If the Blue Jays publicly stated just how badly they needed starting pitching, executives from other teams and player's agents would begin circling like sharks. Interested teams would likely fire over their low-ball offers for Toronto's best players and/or prospects.
That invariably would drive up the price for any prospective free agent or any other team seeking return in trade for a starting pitcher. So by playing it cool, I guess the Blue Jays are avoiding falling into a trap where they feel they need to make a trade or free agent signing.
Who knows just how much that would drive up the price for a starting pitcher, but chances are once those executives or agents got wind of just how desperate the Blue Jays are, they would look to exploit that in the best way possible.
The Blue Jays are in a very precarious position because they have a myriad of hurdles to overcome to sign a free agent starting pitcher; there's the "five year maximum" contract policy, and then of course there's the issue of overpaying a free agent to come to Toronto.
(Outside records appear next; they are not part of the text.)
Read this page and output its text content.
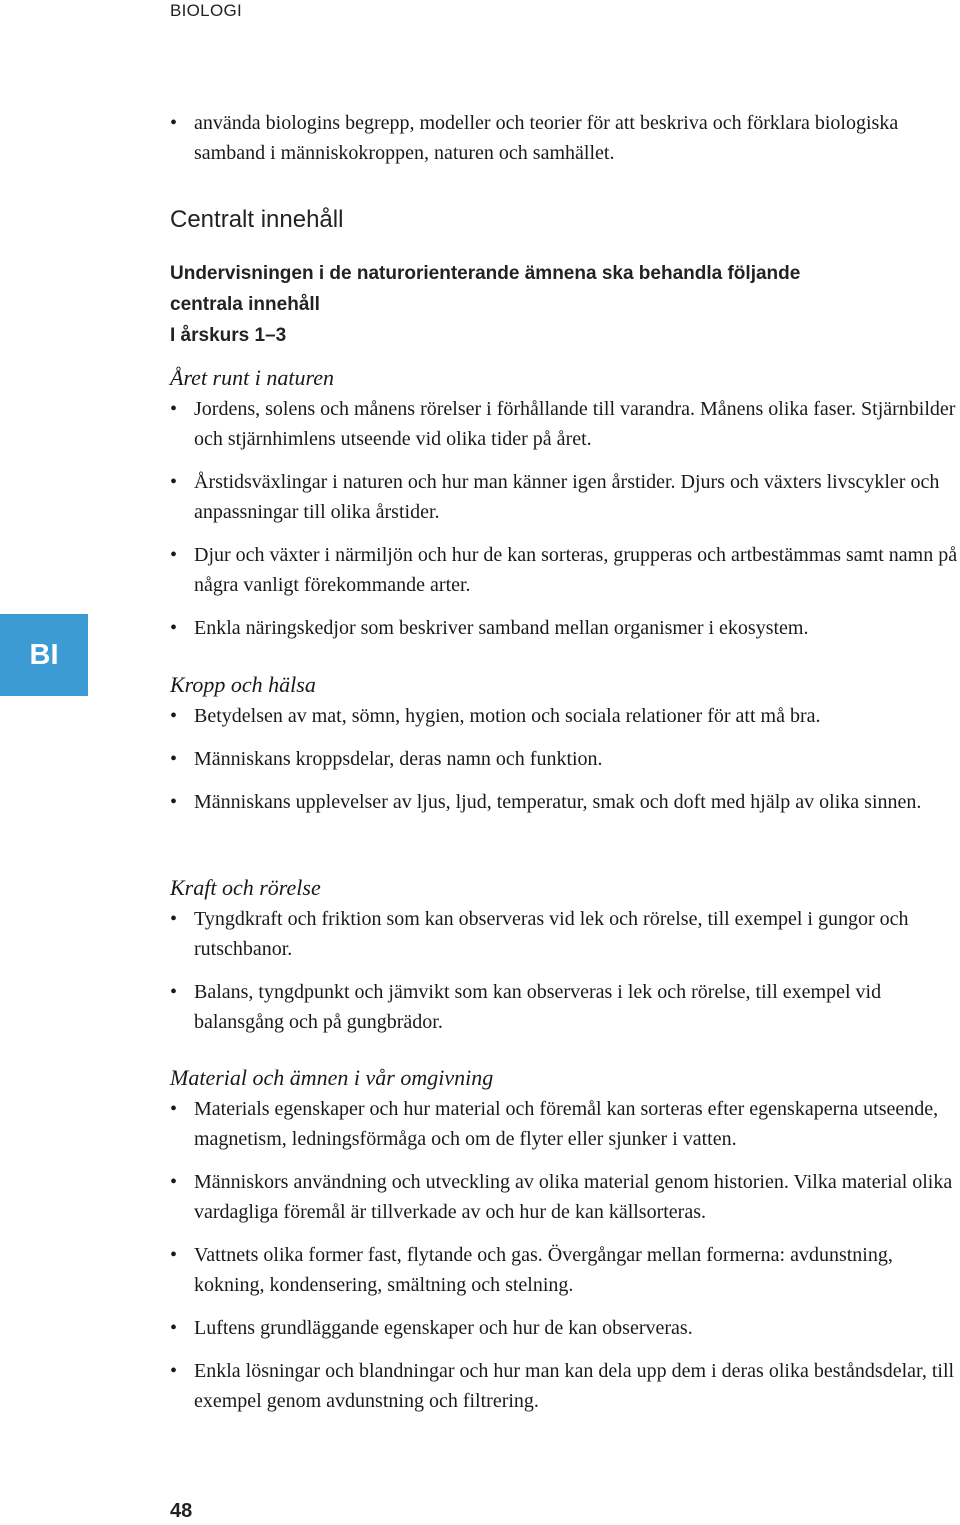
BIOLOGI
BI
• använda biologins begrepp, modeller och teorier för att beskriva och förklara biologiska samband i människokroppen, naturen och samhället.
Centralt innehåll
Undervisningen i de naturorienterande ämnena ska behandla följande centrala innehåll
I årskurs 1–3
Året runt i naturen
• Jordens, solens och månens rörelser i förhållande till varandra. Månens olika faser. Stjärnbilder och stjärnhimlens utseende vid olika tider på året.
• Årstidsväxlingar i naturen och hur man känner igen årstider. Djurs och växters livscykler och anpassningar till olika årstider.
• Djur och växter i närmiljön och hur de kan sorteras, grupperas och artbestämmas samt namn på några vanligt förekommande arter.
• Enkla näringskedjor som beskriver samband mellan organismer i ekosystem.
Kropp och hälsa
• Betydelsen av mat, sömn, hygien, motion och sociala relationer för att må bra.
• Människans kroppsdelar, deras namn och funktion.
• Människans upplevelser av ljus, ljud, temperatur, smak och doft med hjälp av olika sinnen.
Kraft och rörelse
• Tyngdkraft och friktion som kan observeras vid lek och rörelse, till exempel i gungor och rutschbanor.
• Balans, tyngdpunkt och jämvikt som kan observeras i lek och rörelse, till exempel vid balansgång och på gungbrädor.
Material och ämnen i vår omgivning
• Materials egenskaper och hur material och föremål kan sorteras efter egenskaperna utseende, magnetism, ledningsförmåga och om de flyter eller sjunker i vatten.
• Människors användning och utveckling av olika material genom historien. Vilka material olika vardagliga föremål är tillverkade av och hur de kan källsorteras.
• Vattnets olika former fast, flytande och gas. Övergångar mellan formerna: avdunstning, kokning, kondensering, smältning och stelning.
• Luftens grundläggande egenskaper och hur de kan observeras.
• Enkla lösningar och blandningar och hur man kan dela upp dem i deras olika beståndsdelar, till exempel genom avdunstning och filtrering.
48
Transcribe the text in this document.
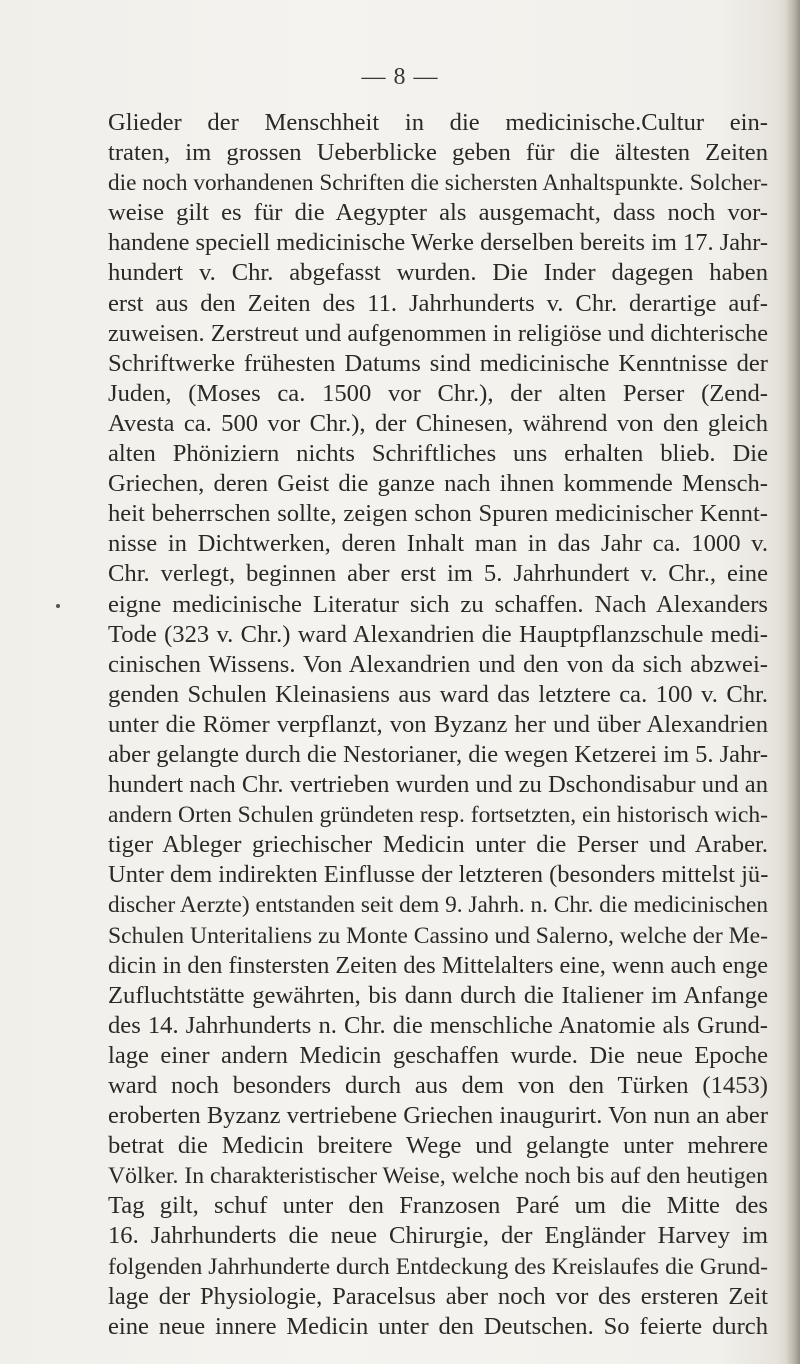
— 8 —
Glieder der Menschheit in die medicinische.Cultur ein-
traten, im grossen Ueberblicke geben für die ältesten Zeiten
die noch vorhandenen Schriften die sichersten Anhaltspunkte. Solcher-
weise gilt es für die Aegypter als ausgemacht, dass noch vor-
handene speciell medicinische Werke derselben bereits im 17. Jahr-
hundert v. Chr. abgefasst wurden. Die Inder dagegen haben
erst aus den Zeiten des 11. Jahrhunderts v. Chr. derartige auf-
zuweisen. Zerstreut und aufgenommen in religiöse und dichterische
Schriftwerke frühesten Datums sind medicinische Kenntnisse der
Juden, (Moses ca. 1500 vor Chr.), der alten Perser (Zend-
Avesta ca. 500 vor Chr.), der Chinesen, während von den gleich
alten Phöniziern nichts Schriftliches uns erhalten blieb. Die
Griechen, deren Geist die ganze nach ihnen kommende Mensch-
heit beherrschen sollte, zeigen schon Spuren medicinischer Kennt-
nisse in Dichtwerken, deren Inhalt man in das Jahr ca. 1000 v.
Chr. verlegt, beginnen aber erst im 5. Jahrhundert v. Chr., eine
eigne medicinische Literatur sich zu schaffen. Nach Alexanders
Tode (323 v. Chr.) ward Alexandrien die Hauptpflanzschule medi-
cinischen Wissens. Von Alexandrien und den von da sich abzwei-
genden Schulen Kleinasiens aus ward das letztere ca. 100 v. Chr.
unter die Römer verpflanzt, von Byzanz her und über Alexandrien
aber gelangte durch die Nestorianer, die wegen Ketzerei im 5. Jahr-
hundert nach Chr. vertrieben wurden und zu Dschondisabur und an
andern Orten Schulen gründeten resp. fortsetzten, ein historisch wich-
tiger Ableger griechischer Medicin unter die Perser und Araber.
Unter dem indirekten Einflusse der letzteren (besonders mittelst jü-
discher Aerzte) entstanden seit dem 9. Jahrh. n. Chr. die medicinischen
Schulen Unteritaliens zu Monte Cassino und Salerno, welche der Me-
dicin in den finstersten Zeiten des Mittelalters eine, wenn auch enge
Zufluchtstätte gewährten, bis dann durch die Italiener im Anfange
des 14. Jahrhunderts n. Chr. die menschliche Anatomie als Grund-
lage einer andern Medicin geschaffen wurde. Die neue Epoche
ward noch besonders durch aus dem von den Türken (1453)
eroberten Byzanz vertriebene Griechen inaugurirt. Von nun an aber
betrat die Medicin breitere Wege und gelangte unter mehrere
Völker. In charakteristischer Weise, welche noch bis auf den heutigen
Tag gilt, schuf unter den Franzosen Paré um die Mitte des
16. Jahrhunderts die neue Chirurgie, der Engländer Harvey im
folgenden Jahrhunderte durch Entdeckung des Kreislaufes die Grund-
lage der Physiologie, Paracelsus aber noch vor des ersteren Zeit
eine neue innere Medicin unter den Deutschen. So feierte durch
Although when it comes to the Blue Jays five year maximum contract policy, at least Alex Anthopoulos has recently stated there may be a bit of wiggle room to make it a maximum of six years now.
Not to mention, as recently as yesterday, AA referred to the Blue Jays window of contention being a five year window as opposed to three. That has all the makings of a General Manager who doesn't feel like he needs to contend now (or at least is giving that impression).
It's also plausible that Alex Anthopoulos really could be waiting until the market cools off and may sign a starting pitcher in January or February. The Cleveland Indians managed to add Michael Bourn and Nick Swisher late in the offseason, and they ended up making the playoffs.
So it is fathomable the Blue Jays may just be biding time to sign that starter they really need, but they also run the danger in that particular player signing elsewhere. And if it's a tradable asset they're after, the longer they wait ... the likelier it is that player will disappear as well.
Fans should begin preparing themselves for the likely scenario that the Toronto Blue Jays could begin the 2014 season with the very same starting rotation they have. The Roy Halladay signing may very well be the only pitcher the Blue Jays "add" this offseason.
The Blue Jays also could just stand pat with their current depth of starting pitchers. They may not get a second baseman, they may not find a platoon partner for Adam Lind, and they may not find some outfield help.
But then again, they could also blow everybody out of the water like they did last offseason. Isn't it fun to speculate?